The Myth of “Coming As You Are”

You’ve heard the age old adages that churches spew left and right, “Come as you are!” or my personal favorite, “All are welcome here!” But we also know the reality of this is far from the words they use. As a Black woman, I was never welcomed as I was. I was always seen and treated as other with the brightest smiles and the “best” intentions. This has been the basis of community in American churches. Although the Bible has always spoken clearly on the diversity of the Kingdom at hand and that we are all created in the image of God, the American church has made it clear that only white assimilation is godly. White culture is the American church. It began with “civilizing” Indigenous Peoples and enslaved African Americans and now it extends to mission trips and church planting in foreign countries. But where do we find God in all of this?

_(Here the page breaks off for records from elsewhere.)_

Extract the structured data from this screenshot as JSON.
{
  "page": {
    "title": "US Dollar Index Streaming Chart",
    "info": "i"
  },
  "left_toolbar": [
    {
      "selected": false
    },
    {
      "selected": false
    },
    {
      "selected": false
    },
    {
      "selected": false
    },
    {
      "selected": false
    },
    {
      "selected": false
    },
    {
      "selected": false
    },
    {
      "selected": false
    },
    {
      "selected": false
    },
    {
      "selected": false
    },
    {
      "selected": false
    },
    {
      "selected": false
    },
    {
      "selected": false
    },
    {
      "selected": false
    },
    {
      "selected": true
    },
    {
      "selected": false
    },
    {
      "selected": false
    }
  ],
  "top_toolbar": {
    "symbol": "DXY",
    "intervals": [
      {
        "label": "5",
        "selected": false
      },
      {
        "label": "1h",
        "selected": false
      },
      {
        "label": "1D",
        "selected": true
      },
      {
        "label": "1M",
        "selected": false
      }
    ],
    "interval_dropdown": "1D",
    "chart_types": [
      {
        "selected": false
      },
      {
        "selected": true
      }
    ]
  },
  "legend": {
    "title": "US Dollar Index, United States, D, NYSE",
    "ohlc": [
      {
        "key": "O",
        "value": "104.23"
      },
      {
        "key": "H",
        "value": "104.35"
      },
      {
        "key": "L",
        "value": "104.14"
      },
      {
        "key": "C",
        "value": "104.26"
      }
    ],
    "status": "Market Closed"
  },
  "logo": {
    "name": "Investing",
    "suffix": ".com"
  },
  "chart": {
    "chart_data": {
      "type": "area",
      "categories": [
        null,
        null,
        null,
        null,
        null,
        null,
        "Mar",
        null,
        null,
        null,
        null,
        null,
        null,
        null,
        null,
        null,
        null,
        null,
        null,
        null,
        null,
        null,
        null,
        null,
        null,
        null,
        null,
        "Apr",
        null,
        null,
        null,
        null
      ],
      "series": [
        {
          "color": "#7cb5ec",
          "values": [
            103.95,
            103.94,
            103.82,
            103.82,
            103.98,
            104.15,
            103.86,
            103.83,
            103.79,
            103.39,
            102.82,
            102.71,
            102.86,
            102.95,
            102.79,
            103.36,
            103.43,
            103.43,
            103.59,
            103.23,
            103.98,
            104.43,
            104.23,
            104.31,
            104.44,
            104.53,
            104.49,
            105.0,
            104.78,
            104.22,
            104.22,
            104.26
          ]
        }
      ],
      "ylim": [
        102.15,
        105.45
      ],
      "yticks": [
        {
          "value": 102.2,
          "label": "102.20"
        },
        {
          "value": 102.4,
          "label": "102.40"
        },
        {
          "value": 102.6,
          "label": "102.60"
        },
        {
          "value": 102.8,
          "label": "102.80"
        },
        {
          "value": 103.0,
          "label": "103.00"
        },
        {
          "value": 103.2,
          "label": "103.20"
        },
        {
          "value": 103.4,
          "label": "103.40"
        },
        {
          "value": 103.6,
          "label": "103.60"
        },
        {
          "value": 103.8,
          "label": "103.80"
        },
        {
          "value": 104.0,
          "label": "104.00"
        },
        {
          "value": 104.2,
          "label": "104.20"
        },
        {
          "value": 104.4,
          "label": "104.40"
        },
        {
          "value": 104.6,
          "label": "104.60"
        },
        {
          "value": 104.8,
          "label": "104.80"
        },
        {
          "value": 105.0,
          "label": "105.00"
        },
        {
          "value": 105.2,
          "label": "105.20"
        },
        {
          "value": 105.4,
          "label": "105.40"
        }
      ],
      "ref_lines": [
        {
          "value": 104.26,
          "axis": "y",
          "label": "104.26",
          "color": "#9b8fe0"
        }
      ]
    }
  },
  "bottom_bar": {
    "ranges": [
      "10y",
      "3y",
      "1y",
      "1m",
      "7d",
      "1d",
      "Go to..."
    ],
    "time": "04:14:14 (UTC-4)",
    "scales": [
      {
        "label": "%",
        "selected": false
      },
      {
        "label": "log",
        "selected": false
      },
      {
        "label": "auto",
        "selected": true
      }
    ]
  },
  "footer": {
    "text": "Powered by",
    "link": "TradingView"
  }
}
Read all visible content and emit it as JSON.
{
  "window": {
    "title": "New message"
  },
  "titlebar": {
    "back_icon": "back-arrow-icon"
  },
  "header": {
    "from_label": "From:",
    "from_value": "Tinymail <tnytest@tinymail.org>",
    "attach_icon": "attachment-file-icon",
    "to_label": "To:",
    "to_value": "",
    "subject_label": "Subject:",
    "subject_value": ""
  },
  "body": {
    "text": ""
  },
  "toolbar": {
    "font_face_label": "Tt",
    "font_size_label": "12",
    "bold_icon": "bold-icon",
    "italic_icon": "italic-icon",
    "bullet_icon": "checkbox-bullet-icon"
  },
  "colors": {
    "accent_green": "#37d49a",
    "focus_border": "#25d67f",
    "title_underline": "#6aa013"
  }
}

At the close of my freshmen year in college, I started attending youth/young adult events at my church. It was something I felt I needed to stay connected throughout the Summer. After one such event, I was approached by a young woman who asked me to lunch to discuss an internship with me. We ate, discussed life and faith, and eventually I was handed a packet filled with information about the internship. After ignoring the packet most of the Summer, I eventually watched the DVD and applied to join it. The downside was that I would have to take a year off of college to complete this internship. The upside, at the time, was that I would get closer to God and build everlasting Kingdom relationships.

While I absolutely did build everlasting relationships, I also experienced micro-aggressions that chipped away at who I thought I was supposed to be in Christ. I remember constantly being questioned about the way that I spoke with others. I was seen as aggressive or overbearing. I was loud and opinionated. I was not considered quiet in spirit and amenable to the culture. It wasn’t until many years later that I understood why the comments and experiences bothered me so much.

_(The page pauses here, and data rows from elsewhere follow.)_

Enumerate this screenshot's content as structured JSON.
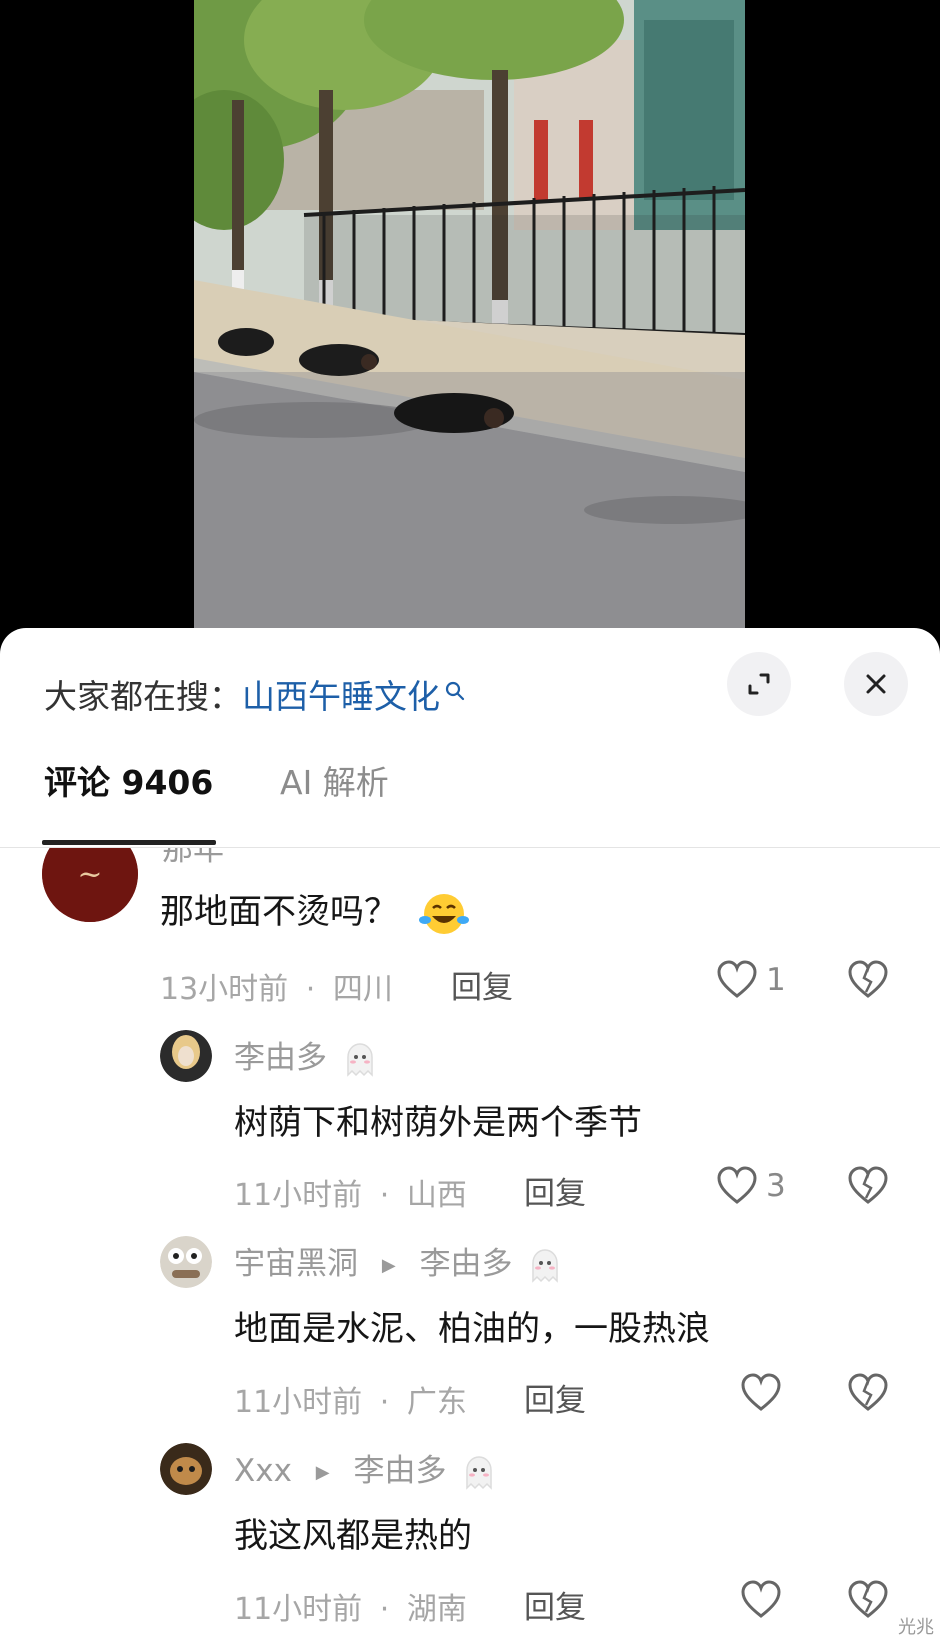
{
  "search": {
    "label": "大家都在搜：",
    "term": "山西午睡文化"
  },
  "tabs": {
    "comments": "评论 9406",
    "ai": "AI 解析"
  },
  "comments": [
    {
      "username": "那年",
      "text": "那地面不烫吗？",
      "emoji": "laughing-crying-emoji",
      "time": "13小时前",
      "location": "四川",
      "reply_label": "回复",
      "likes": "1"
    },
    {
      "username": "李由多",
      "text": "树荫下和树荫外是两个季节",
      "time": "11小时前",
      "location": "山西",
      "reply_label": "回复",
      "likes": "3"
    },
    {
      "username": "宇宙黑洞",
      "reply_to": "李由多",
      "text": "地面是水泥、柏油的，一股热浪",
      "time": "11小时前",
      "location": "广东",
      "reply_label": "回复",
      "likes": ""
    },
    {
      "username": "Xxx",
      "reply_to": "李由多",
      "text": "我这风都是热的",
      "time": "11小时前",
      "location": "湖南",
      "reply_label": "回复",
      "likes": ""
    }
  ],
  "meta_separator": "·",
  "watermark": "光兆",
  "colors": {
    "search_term": "#1d5fa8",
    "tab_active": "#111111",
    "tab_inactive": "#8c8c8c"
  }
}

Years later, after completing the internship, I spoke with a Black pastor’s wife at my former church and she expressed some of the same concerns. She didn’t fit in because she was career-minded, assertive, and wasn’t seeking parenthood as her godly qualifier. The women “othered” her because her idea of marriage and life were not rooted in the same ideals.

As Black women in multicultural churches, we often find that our matriarchal upbringings do not align with white culture. We don’t parent the same; we don’t love the same; we don’t speak the same. However, rather than seeking to understand our cultural differences, we’re told to be more gentle, meek, and accommodating to the men in our life. We’re told to be mothers and help-mates and to turn away from seeking joy outside of our homes. We’re told to be less so that our spouses can be more. Any issues with children, should we choose to have them, are our burden alone because the home is the woman’s place.

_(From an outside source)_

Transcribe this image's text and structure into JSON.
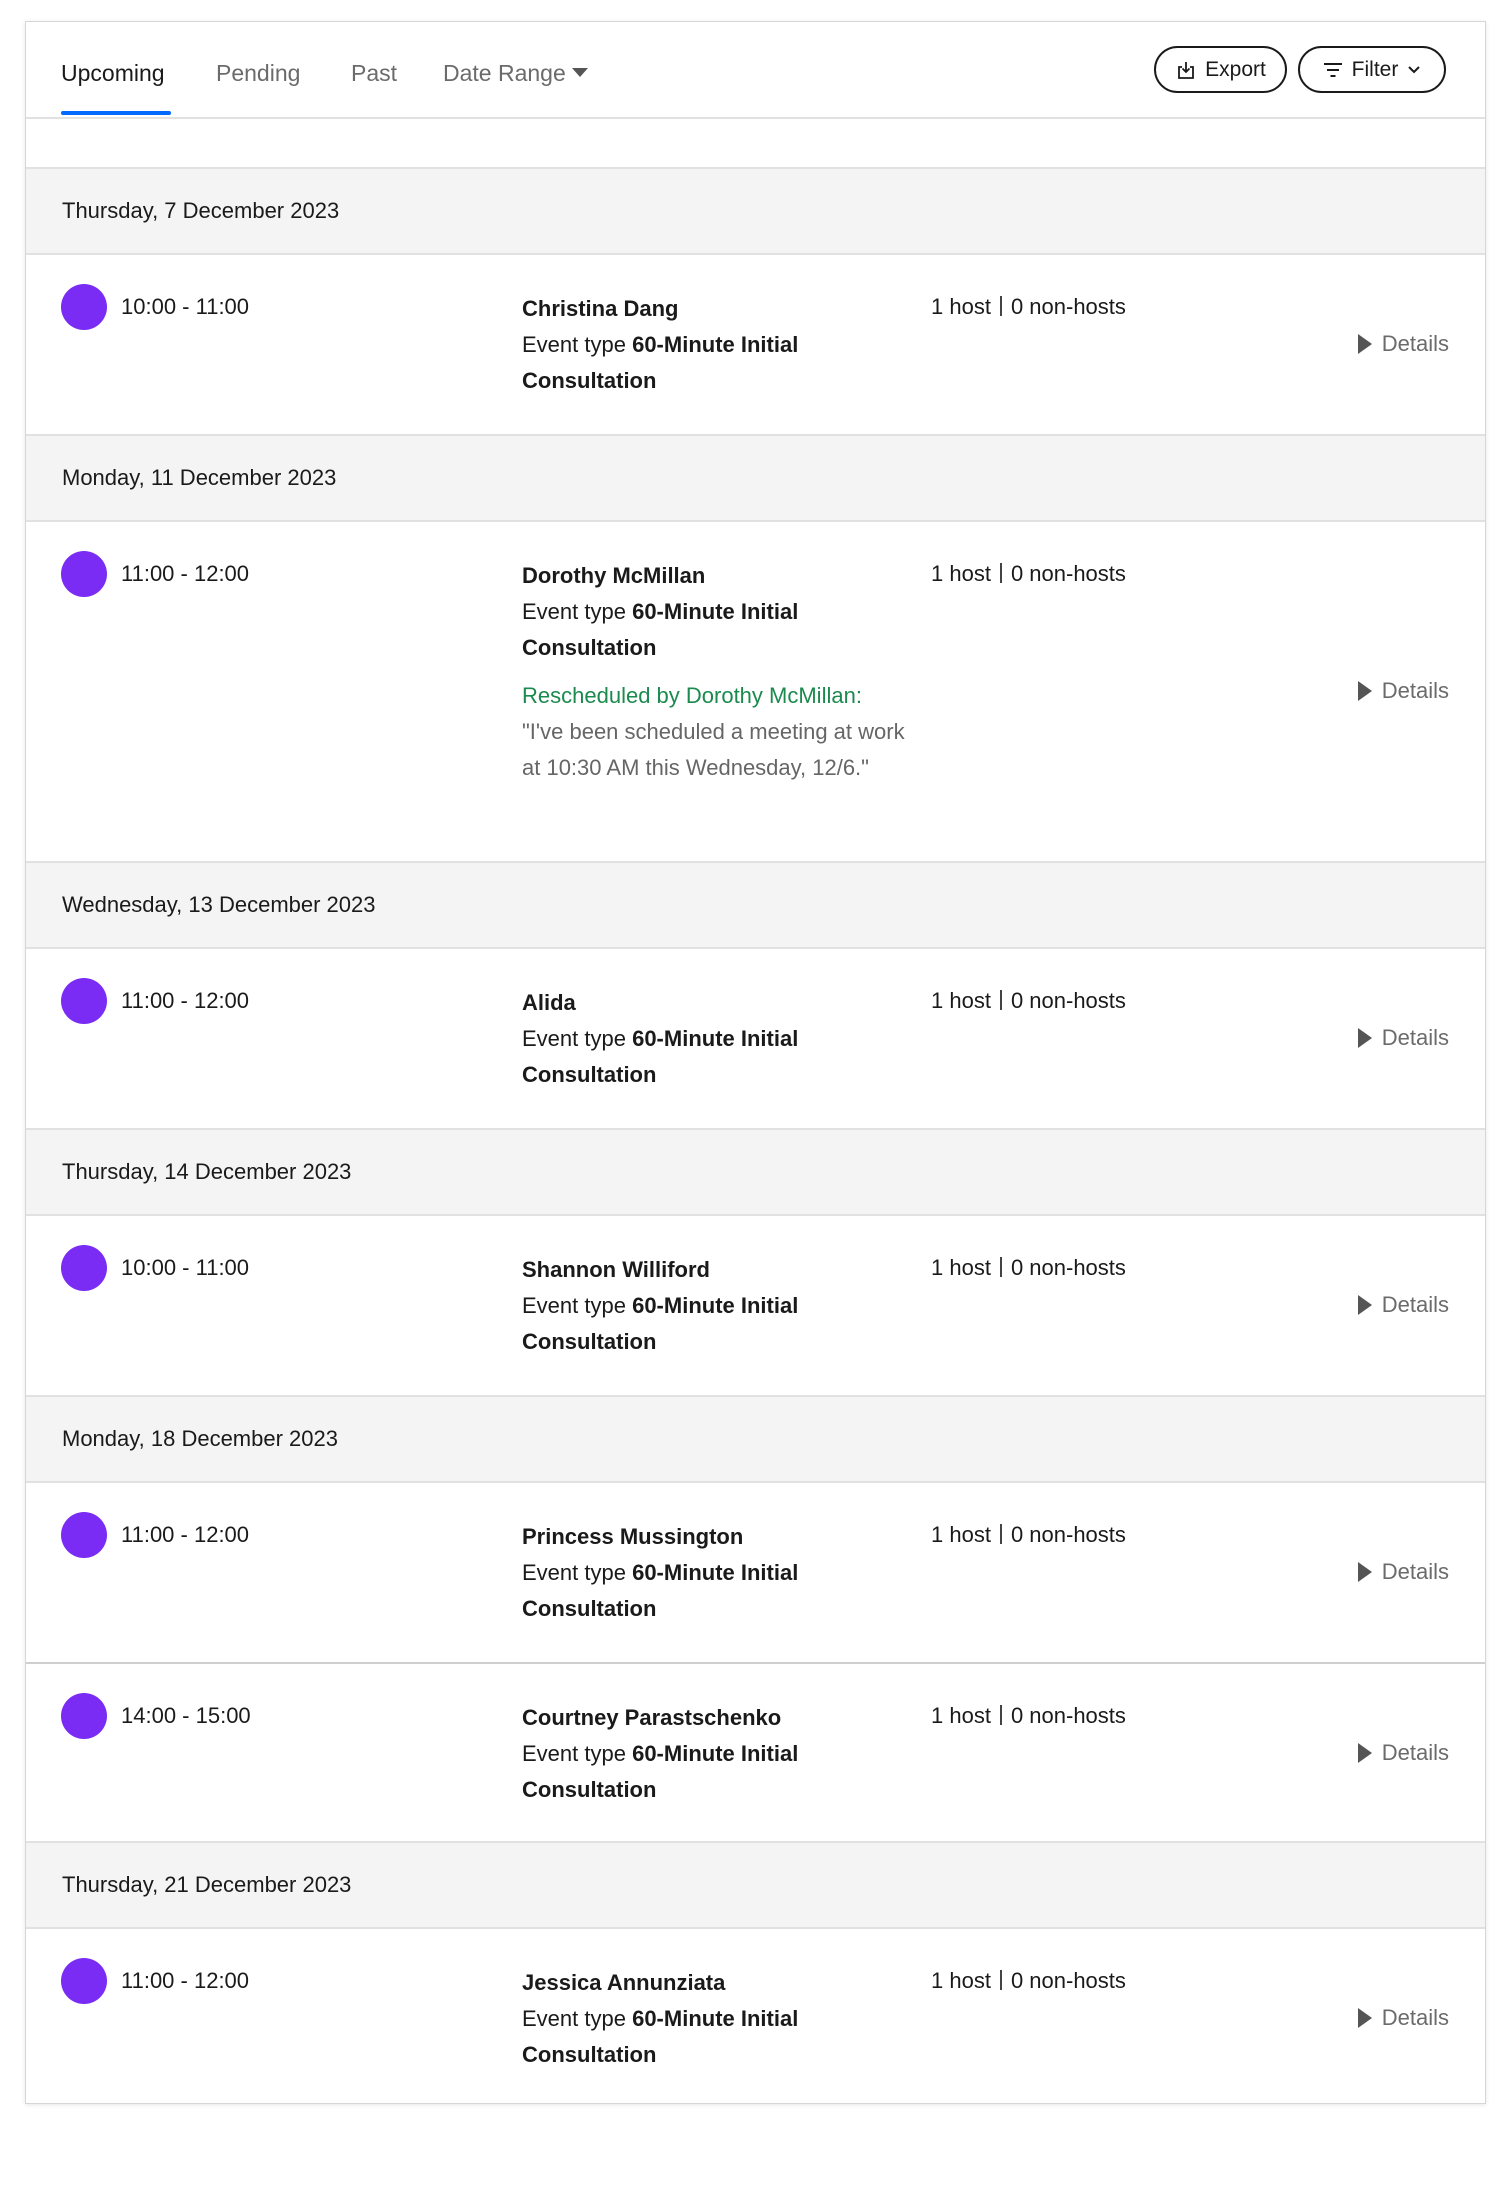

This need to culturally assimilate extends beyond our home lives. The way we dress, the worship music we grew up listening to, the way we speak and our personalities are deemed ungodly. Of course, it’s never stated that way. But we’re not taken seriously when we don’t change these things about ourselves. We’re seen as of the world and unable to be molded by our mentors. I distinctly remember having a meeting one time with a pastor’s wife who gave a teaching on modesty. Majority of what was shared would only work if I were a thin, shapeless woman. I brought up this point when it came to the clothes I wore and was told I needed to lose weight or buy bigger clothes. Ironically, I was actually 50 lbs lighter and was gaining muscle from our required morning workouts. Thankfully, a friend of mine stood up for me and pointed out how poor the comment was and we moved on. But it’s these ideas, these thoughts, these comments that make us feel that we’ll never match up to Christian ideals of womanhood.

I’m speaking from my own experiences and perspective but I understand these ideals also extend to Indigenous Peoples, People of Color, and LGBTQIA+* identifying believers. We have continuously fought to not have to whitewash who we are to be followers of Christ. The American church proclaims, “teach Jesus and the Gospel only,” yet allows their cultural ideals to change the narrative of our faith to make us fit in. We are made in the image of God and bring our unique cultural perspectives to worship that strengthens the faith we have and those around us. We do not and should not have to change in order to honor God and be seen as equals in the body of Christ.

Believer, if you’re still currently gathering in a place that makes you feel you have to hide parts of who you are to be fully loved and seen by God, leave. You are whole in God. Nothing more outwardly is required of you to be seen by God. Know that God requires nothing more than your heart and your belief that God is who God says God is. End of story.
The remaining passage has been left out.